Tome-se o exemplo da circulação de pessoas: seja por causa da concomitante circulação de vírus, seja por causa dos custos ambientais do transporte aéreo, parece claro que as viagens internacionais por via aérea não vão estar em alta no futuro. O fim desses hábitos simples, ao alcance da classe média europeia, do turismo de fim-de-semana numa capital estrangeira, ou da semana de férias num destino ao sol, vão impactar duradouramente aviação e turismo, e tudo quanto estiver a montante e a jusante desses sectores. Mas mais, muito mais: vai afetar a deslocalização produtiva, aumentar a tendência para a sua renacionalização (ou “reeuropeização”, no caso da EU) e operar uma espécie de “desglobalização” limitada e interferir na questão maior das relações económicas internacionais (e das relações internacionais ‘tout court’) do século XXI que é a das relações do Ocidente com a China.

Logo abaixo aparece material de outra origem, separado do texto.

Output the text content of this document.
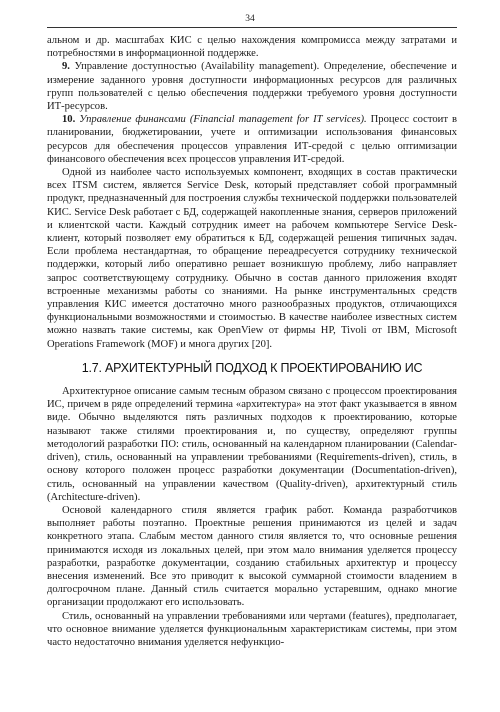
34

альном и др. масштабах КИС с целью нахождения компромисса между затратами и потребностями в информационной поддержке.

9. Управление доступностью (Availability management). Определение, обеспечение и измерение заданного уровня доступности информационных ресурсов для различных групп пользователей с целью обеспечения поддержки требуемого уровня доступности ИТ-ресурсов.

10. Управление финансами (Financial management for IT services). Процесс состоит в планировании, бюджетировании, учете и оптимизации использования финансовых ресурсов для обеспечения процессов управления ИТ-средой с целью оптимизации финансового обеспечения всех процессов управления ИТ-средой.

Одной из наиболее часто используемых компонент, входящих в состав практически всех ITSM систем, является Service Desk, который представляет собой программный продукт, предназначенный для построения службы технической поддержки пользователей КИС. Service Desk работает с БД, содержащей накопленные знания, серверов приложений и клиентской части. Каждый сотрудник имеет на рабочем компьютере Service Desk-клиент, который позволяет ему обратиться к БД, содержащей решения типичных задач. Если проблема нестандартная, то обращение переадресуется сотруднику технической поддержки, который либо оперативно решает возникшую проблему, либо направляет запрос соответствующему сотруднику. Обычно в состав данного приложения входят встроенные механизмы работы со знаниями. На рынке инструментальных средств управления КИС имеется достаточно много разнообразных продуктов, отличающихся функциональными возможностями и стоимостью. В качестве наиболее известных систем можно назвать такие системы, как OpenView от фирмы HP, Tivoli от IBM, Microsoft Operations Framework (MOF) и многа других [20].

1.7. АРХИТЕКТУРНЫЙ ПОДХОД К ПРОЕКТИРОВАНИЮ ИС

Архитектурное описание самым тесным образом связано с процессом проектирования ИС, причем в ряде определений термина «архитектура» на этот факт указывается в явном виде. Обычно выделяются пять различных подходов к проектированию, которые называют также стилями проектирования и, по существу, определяют группы методологий разработки ПО: стиль, основанный на календарном планировании (Calendar-driven), стиль, основанный на управлении требованиями (Requirements-driven), стиль, в основу которого положен процесс разработки документации (Documentation-driven), стиль, основанный на управлении качеством (Quality-driven), архитектурный стиль (Architecture-driven).

Основой календарного стиля является график работ. Команда разработчиков выполняет работы поэтапно. Проектные решения принимаются из целей и задач конкретного этапа. Слабым местом данного стиля является то, что основные решения принимаются исходя из локальных целей, при этом мало внимания уделяется процессу разработки, разработке документации, созданию стабильных архитектур и процессу внесения изменений. Все это приводит к высокой суммарной стоимости владением в долгосрочном плане. Данный стиль считается морально устаревшим, однако многие организации продолжают его использовать.

Стиль, основанный на управлении требованиями или чертами (features), предполагает, что основное внимание уделяется функциональным характеристикам системы, при этом часто недостаточно внимания уделяется нефункцио-
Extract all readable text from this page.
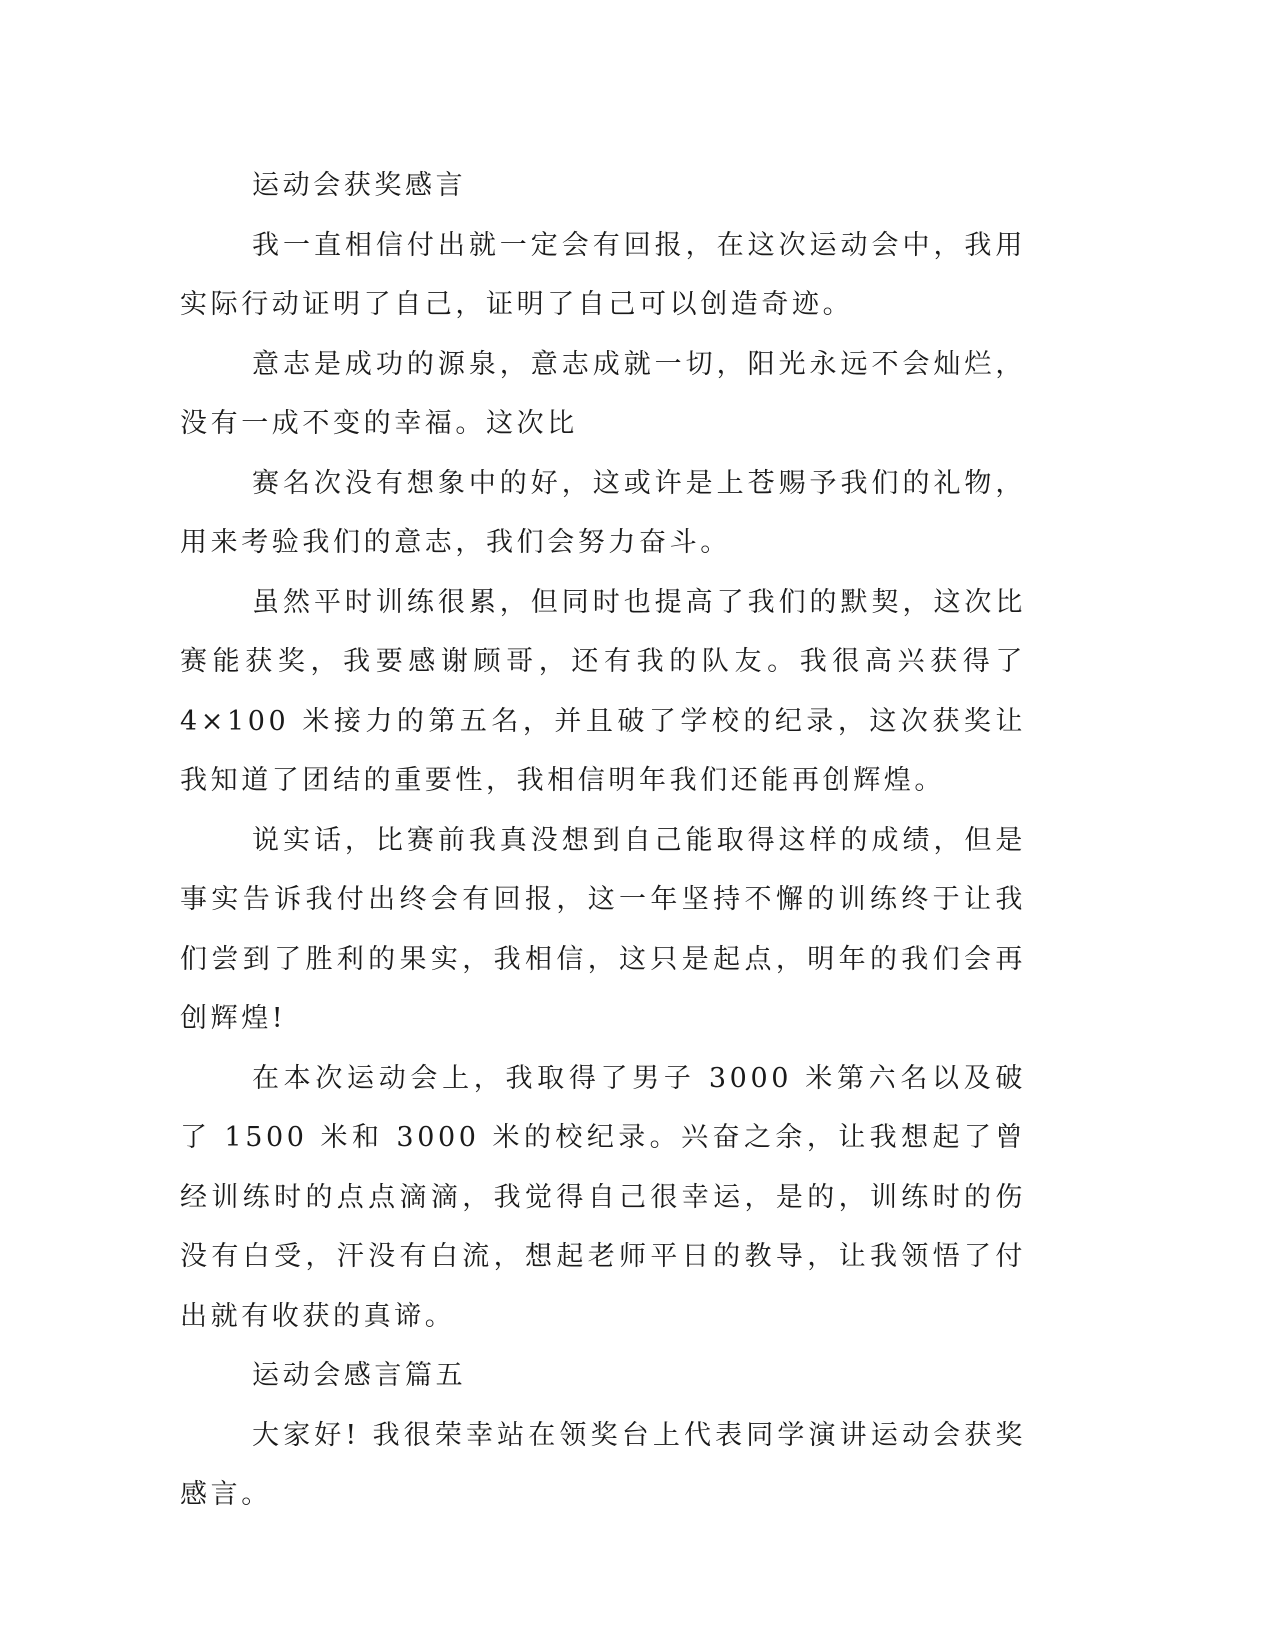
运动会获奖感言

我一直相信付出就一定会有回报，在这次运动会中，我用实际行动证明了自己，证明了自己可以创造奇迹。

意志是成功的源泉，意志成就一切，阳光永远不会灿烂，没有一成不变的幸福。这次比

赛名次没有想象中的好，这或许是上苍赐予我们的礼物，用来考验我们的意志，我们会努力奋斗。

虽然平时训练很累，但同时也提高了我们的默契，这次比赛能获奖，我要感谢顾哥，还有我的队友。我很高兴获得了 4×100 米接力的第五名，并且破了学校的纪录，这次获奖让我知道了团结的重要性，我相信明年我们还能再创辉煌。

说实话，比赛前我真没想到自己能取得这样的成绩，但是事实告诉我付出终会有回报，这一年坚持不懈的训练终于让我们尝到了胜利的果实，我相信，这只是起点，明年的我们会再创辉煌!

在本次运动会上，我取得了男子 3000 米第六名以及破了 1500 米和 3000 米的校纪录。兴奋之余，让我想起了曾经训练时的点点滴滴，我觉得自己很幸运，是的，训练时的伤没有白受，汗没有白流，想起老师平日的教导，让我领悟了付出就有收获的真谛。

运动会感言篇五

大家好! 我很荣幸站在领奖台上代表同学演讲运动会获奖感言。
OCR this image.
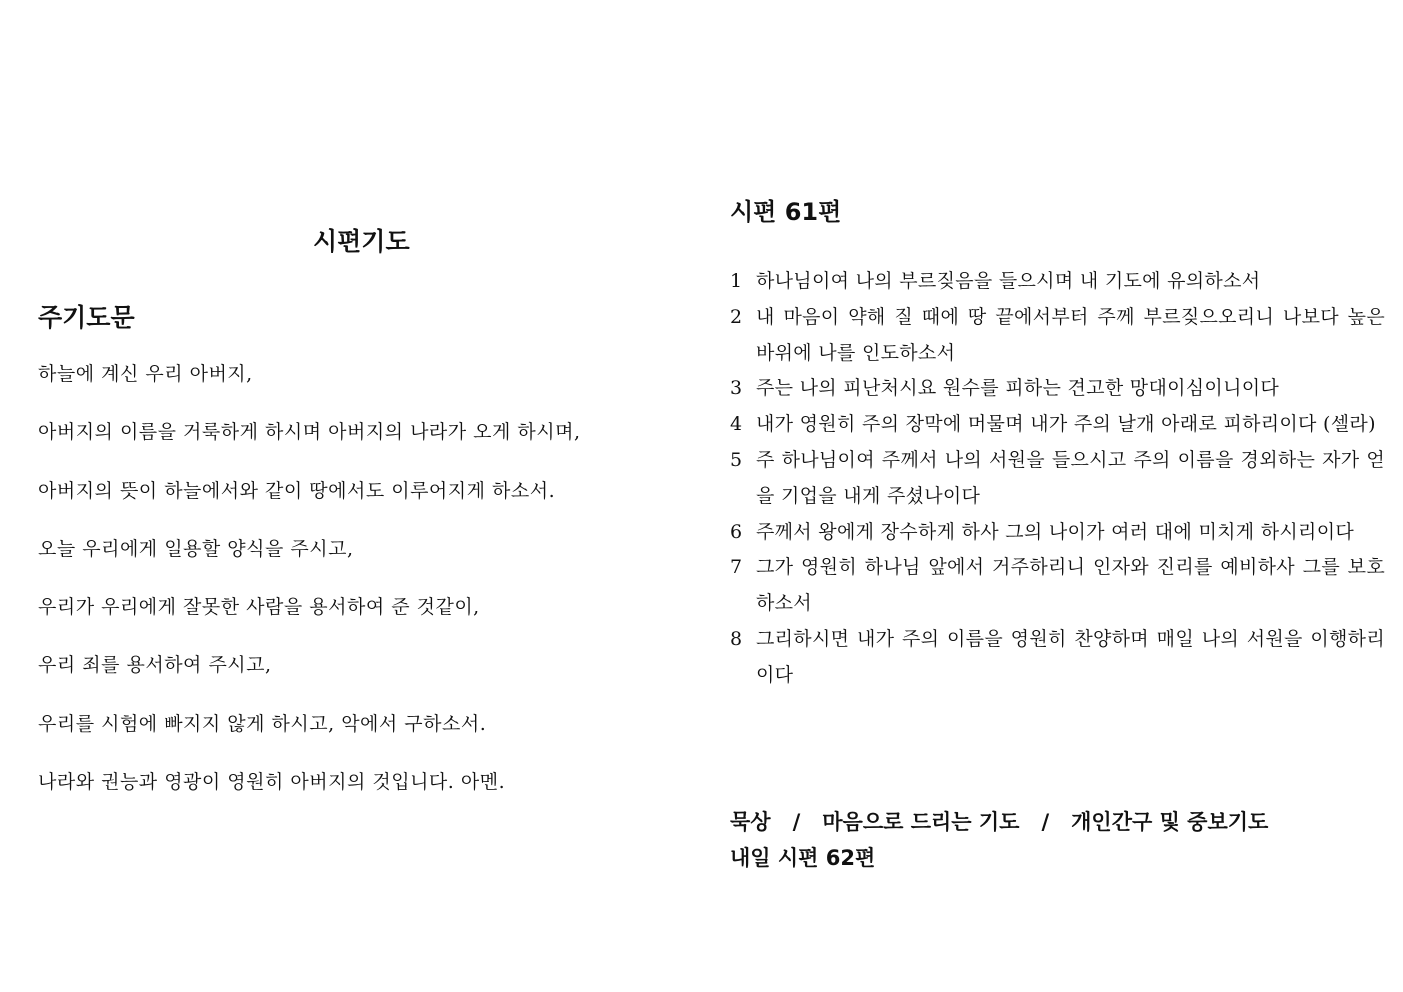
시편기도
주기도문
하늘에 계신 우리 아버지,
아버지의 이름을 거룩하게 하시며 아버지의 나라가 오게 하시며,
아버지의 뜻이 하늘에서와 같이 땅에서도 이루어지게 하소서.
오늘 우리에게 일용할 양식을 주시고,
우리가 우리에게 잘못한 사람을 용서하여 준 것같이,
우리 죄를 용서하여 주시고,
우리를 시험에 빠지지 않게 하시고, 악에서 구하소서.
나라와 권능과 영광이 영원히 아버지의 것입니다. 아멘.
시편 61편
1 하나님이여 나의 부르짖음을 들으시며 내 기도에 유의하소서
2 내 마음이 약해 질 때에 땅 끝에서부터 주께 부르짖으오리니 나보다 높은 바위에 나를 인도하소서
3 주는 나의 피난처시요 원수를 피하는 견고한 망대이심이니이다
4 내가 영원히 주의 장막에 머물며 내가 주의 날개 아래로 피하리이다 (셀라)
5 주 하나님이여 주께서 나의 서원을 들으시고 주의 이름을 경외하는 자가 얻을 기업을 내게 주셨나이다
6 주께서 왕에게 장수하게 하사 그의 나이가 여러 대에 미치게 하시리이다
7 그가 영원히 하나님 앞에서 거주하리니 인자와 진리를 예비하사 그를 보호하소서
8 그리하시면 내가 주의 이름을 영원히 찬양하며 매일 나의 서원을 이행하리이다
묵상 / 마음으로 드리는 기도 / 개인간구 및 중보기도
내일 시편 62편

Todos os projetos de digitalização da economia têm uma pura dimensão competitiva, está claro, impedir que o concorrente nos passe à frente – mas têm também o clima como pano de fundo, a ideia, não já de encurtar, mas de suprimir a distância, e com isso eliminar deslocações, contaminações, transportes, emissões de CO2… E-comércio, teletrabalho… em 2003 praticamente não se falavam, hoje estão por toda a parte, já todos os experimentámos – e a tendência é evidentemente para crescerem, e não o inverso.

A “sustentabilidade” já se tornou cliché há uns anos, a palavra que se segue é “resiliência”; copiamo-la do inglês (embora ela já existisse nos nossos dicionários, com um significado mais limitado, os engenheiros sabem disso), mas ainda bem que a copiamos – se for não só o nome, mas também a coisa. É preciso ter presente os constrangimentos que a natureza (incluindo a natureza humana) coloca ao desenvolvimento económico – porque, evidentemente, é a economia que deve servir a humanidade e não esta que lhe deve prestar tributo. E ter a ousadia de perscrutar o grande mundo das ideias aparentemente inúteis e inconvenientes, e não temer ter razão antes de tempo nem remar contra a maré. São tantas verdades que temos por adquiridas que vão parar ao caixote do lixo da história!